The Treasury did not respond to a request for comment.
$89.6bn total amount currently deployed through Fed’s emergency facilities
Markets have rebounded vigorously in the months since the Fed announced the emergency facilities and other actions to prop up the economy, which included slashing interest rates to zero and pledging to buy an unlimited quantity of US government debt. US equities have soared to new heights and financial conditions are easier by some measures than they were before the pandemic.
As a result, only a fraction of the money earmarked for these facilities has so far been deployed. According to Financial Times calculations based on Fed data published last week, just $89.6bn of the central bank’s firepower is currently deployed. That is down from a peak of $107bn in July and represents roughly 3 per cent of the minimum $2.6tn the Fed said it would make available.
In a statement released earlier this month, the five members of the Congressional Oversight Commission expressed unanimous support for the Fed to cease buying corporate bonds, given the strength of the rebound. However, not all members subscribe to Mr Toomey’s view that the MLF — which has so far lent out only $1.7bn, or 0.3 per cent of its $500bn capacity — should be terminated, given mounting pressure on state and local government budgets.
“To end this facility voluntarily right now in arguably the height of the crisis would be indefensible,” said commission member Bharat Ramamurti, a former aide to Democratic senator Elizabeth Warren of Massachusetts.
“At this point, the only reason that the Treasury department would decide not to extend these facilities is that they purposely want to undermine the ability of the incoming Biden administration to handle this crisis,” Mr Ramamurti told the FT.
Investors have also made the case that the $600bn Main Street Lending Programme, which involves the Fed purchasing loans made by banks to small and medium-sized businesses, should be extended. Usage remained below $5bn as of last week.
Many market participants believe that, should the Fed and Treasury allow the facilities to lapse next month, Joe Biden, the US president-elect, is likely to quickly reinstate them after he takes office in January.

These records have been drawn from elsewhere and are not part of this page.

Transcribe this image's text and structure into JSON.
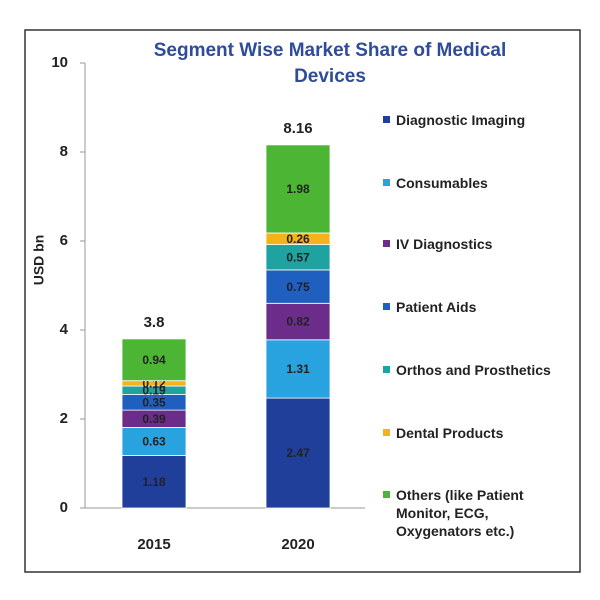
{
  "chart_data": {
    "type": "stacked-bar",
    "title": "Segment Wise Market Share of Medical Devices",
    "y_label": "USD bn",
    "categories": [
      "2015",
      "2020"
    ],
    "series": [
      {
        "name": "Diagnostic Imaging",
        "color": "#1f3f9a",
        "values": [
          1.18,
          2.47
        ]
      },
      {
        "name": "Consumables",
        "color": "#29a3e0",
        "values": [
          0.63,
          1.31
        ]
      },
      {
        "name": "IV Diagnostics",
        "color": "#6b2c8a",
        "values": [
          0.39,
          0.82
        ]
      },
      {
        "name": "Patient Aids",
        "color": "#1f5fbf",
        "values": [
          0.35,
          0.75
        ]
      },
      {
        "name": "Orthos and Prosthetics",
        "color": "#1fa3a0",
        "values": [
          0.19,
          0.57
        ]
      },
      {
        "name": "Dental Products",
        "color": "#f5b21b",
        "values": [
          0.12,
          0.26
        ]
      },
      {
        "name": "Others (like Patient Monitor, ECG, Oxygenators etc.)",
        "color": "#4cb534",
        "values": [
          0.94,
          1.98
        ]
      }
    ],
    "totals": [
      3.8,
      8.16
    ],
    "ylim": [
      0,
      10
    ],
    "yticks": [
      0,
      2,
      4,
      6,
      8,
      10
    ],
    "grid": false
  }
}
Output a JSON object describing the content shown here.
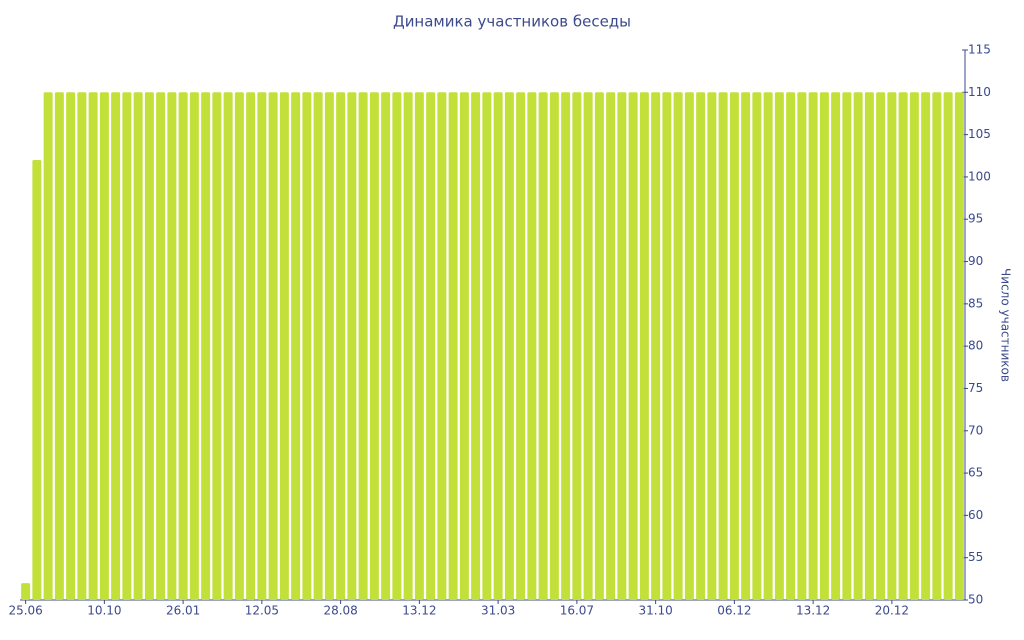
{
  "chart_data": {
    "type": "bar",
    "title": "Динамика участников беседы",
    "y_label": "Число участников",
    "categories": [
      "25.06",
      null,
      null,
      null,
      null,
      null,
      null,
      "10.10",
      null,
      null,
      null,
      null,
      null,
      null,
      "26.01",
      null,
      null,
      null,
      null,
      null,
      null,
      "12.05",
      null,
      null,
      null,
      null,
      null,
      null,
      "28.08",
      null,
      null,
      null,
      null,
      null,
      null,
      "13.12",
      null,
      null,
      null,
      null,
      null,
      null,
      "31.03",
      null,
      null,
      null,
      null,
      null,
      null,
      "16.07",
      null,
      null,
      null,
      null,
      null,
      null,
      "31.10",
      null,
      null,
      null,
      null,
      null,
      null,
      "06.12",
      null,
      null,
      null,
      null,
      null,
      null,
      "13.12",
      null,
      null,
      null,
      null,
      null,
      null,
      "20.12",
      null,
      null,
      null,
      null,
      null,
      null
    ],
    "values": [
      52,
      102,
      110,
      110,
      110,
      110,
      110,
      110,
      110,
      110,
      110,
      110,
      110,
      110,
      110,
      110,
      110,
      110,
      110,
      110,
      110,
      110,
      110,
      110,
      110,
      110,
      110,
      110,
      110,
      110,
      110,
      110,
      110,
      110,
      110,
      110,
      110,
      110,
      110,
      110,
      110,
      110,
      110,
      110,
      110,
      110,
      110,
      110,
      110,
      110,
      110,
      110,
      110,
      110,
      110,
      110,
      110,
      110,
      110,
      110,
      110,
      110,
      110,
      110,
      110,
      110,
      110,
      110,
      110,
      110,
      110,
      110,
      110,
      110,
      110,
      110,
      110,
      110,
      110,
      110,
      110,
      110,
      110,
      110
    ],
    "color": "#c2e03a",
    "ylim": [
      50,
      115
    ],
    "yticks": [
      50,
      55,
      60,
      65,
      70,
      75,
      80,
      85,
      90,
      95,
      100,
      105,
      110,
      115
    ],
    "y_axis_side": "right"
  }
}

Still, the intervening period could prove rocky, underscoring what Mohamed El-Erian, president of Queens’ College at the University of Cambridge, calls the “lose-lose-lose situation” that central banks have found themselves in given how deeply they have already waded into financial markets.
“They lose if they try to exit, because they can cause financial instability and risk damage to the real economy. If they do more, they fuel excessive risk-taking. And they also lose keeping policy as is because of the divergence between the real economy and markets,” he said.